DuPont to acquire Danisco for $6.3B
11 January 2011
DuPont recently announced it had entered into a definitive agreement for the acquisition of Danisco, a global enzyme and specialty food ingredients company, for $5.8 billion in cash and assumption of $500 million of Danisco net debt. Upon closing, this transaction would establish DuPont as a clear leader in industrial biotechnology with science-intensive innovations that address global challenges in food production and reduced fossil fuel consumption.
The acquisition is expected to be financed with about $3 billion in existing cash and the remainder in debt. The transaction is expected to close early in the second quarter.

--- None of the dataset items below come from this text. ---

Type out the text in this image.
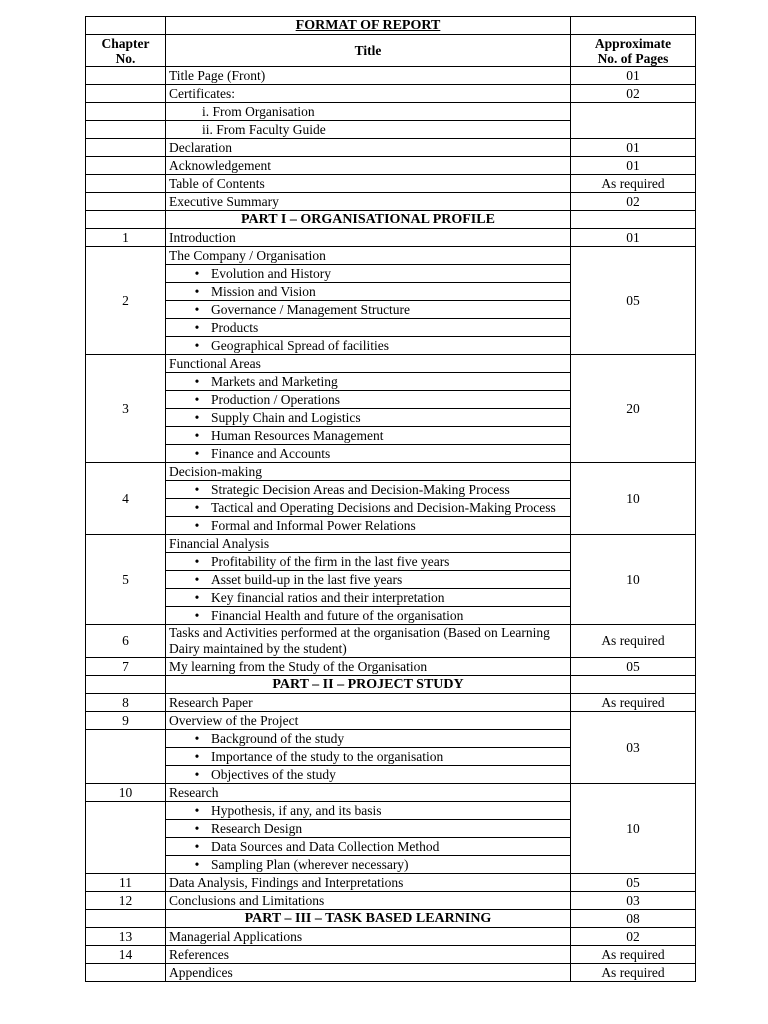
	FORMAT OF REPORT	
Chapter
No.	Title	Approximate
No. of Pages
	Title Page (Front)	01
	Certificates:	02
	i. From Organisation	
	ii. From Faculty Guide	
	Declaration	01
	Acknowledgement	01
	Table of Contents	As required
	Executive Summary	02
	PART I – ORGANISATIONAL PROFILE	
1	Introduction	01
2	The Company / Organisation	05

	• Evolution and History	

	• Mission and Vision	

	• Governance / Management Structure	

	• Products	

	• Geographical Spread of facilities	

3	Functional Areas	20

	• Markets and Marketing	

	• Production / Operations	

	• Supply Chain and Logistics	

	• Human Resources Management	

	• Finance and Accounts	

4	Decision-making	10

	• Strategic Decision Areas and Decision-Making Process	

	• Tactical and Operating Decisions and Decision-Making Process	

	• Formal and Informal Power Relations	

5	Financial Analysis	10

	• Profitability of the firm in the last five years	

	• Asset build-up in the last five years	

	• Key financial ratios and their interpretation	

	• Financial Health and future of the organisation	

6	Tasks and Activities performed at the organisation (Based on Learning Dairy maintained by the student)	As required
7	My learning from the Study of the Organisation	05
	PART – II – PROJECT STUDY	
8	Research Paper	As required
9	Overview of the Project	03

	• Background of the study	

	• Importance of the study to the organisation	

	• Objectives of the study	

10	Research	10

	• Hypothesis, if any, and its basis	

	• Research Design	

	• Data Sources and Data Collection Method	

	• Sampling Plan (wherever necessary)	

11	Data Analysis, Findings and Interpretations	05
12	Conclusions and Limitations	03
	PART – III – TASK BASED LEARNING	08
13	Managerial Applications	02
14	References	As required
	Appendices	As required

This transaction is a perfect strategic fit with our growth opportunities and will help us solve global challenges presented by dramatic population growth in the decades to come, specifically related to food and energy. In addition, biotechnology and specialty food ingredients have the potential to change the landscape of industries, such as substituting renewable materials for fossil fuel processes and addressing food needs in developing economies, that will generate more sustainable solutions and create growth for the company.
—DuPont Chair and CEO Ellen Kullman
The company has specialty food ingredients, including enablers, cultures and sweeteners, that generate about 65% of total sales; and Genencor, its enzymes division, represents 35% of total sales. Danisco and DuPont are already joint venture partners in the development of cellulosic ethanol technology.
This should give investors a heads up on the market value of alcohol futures.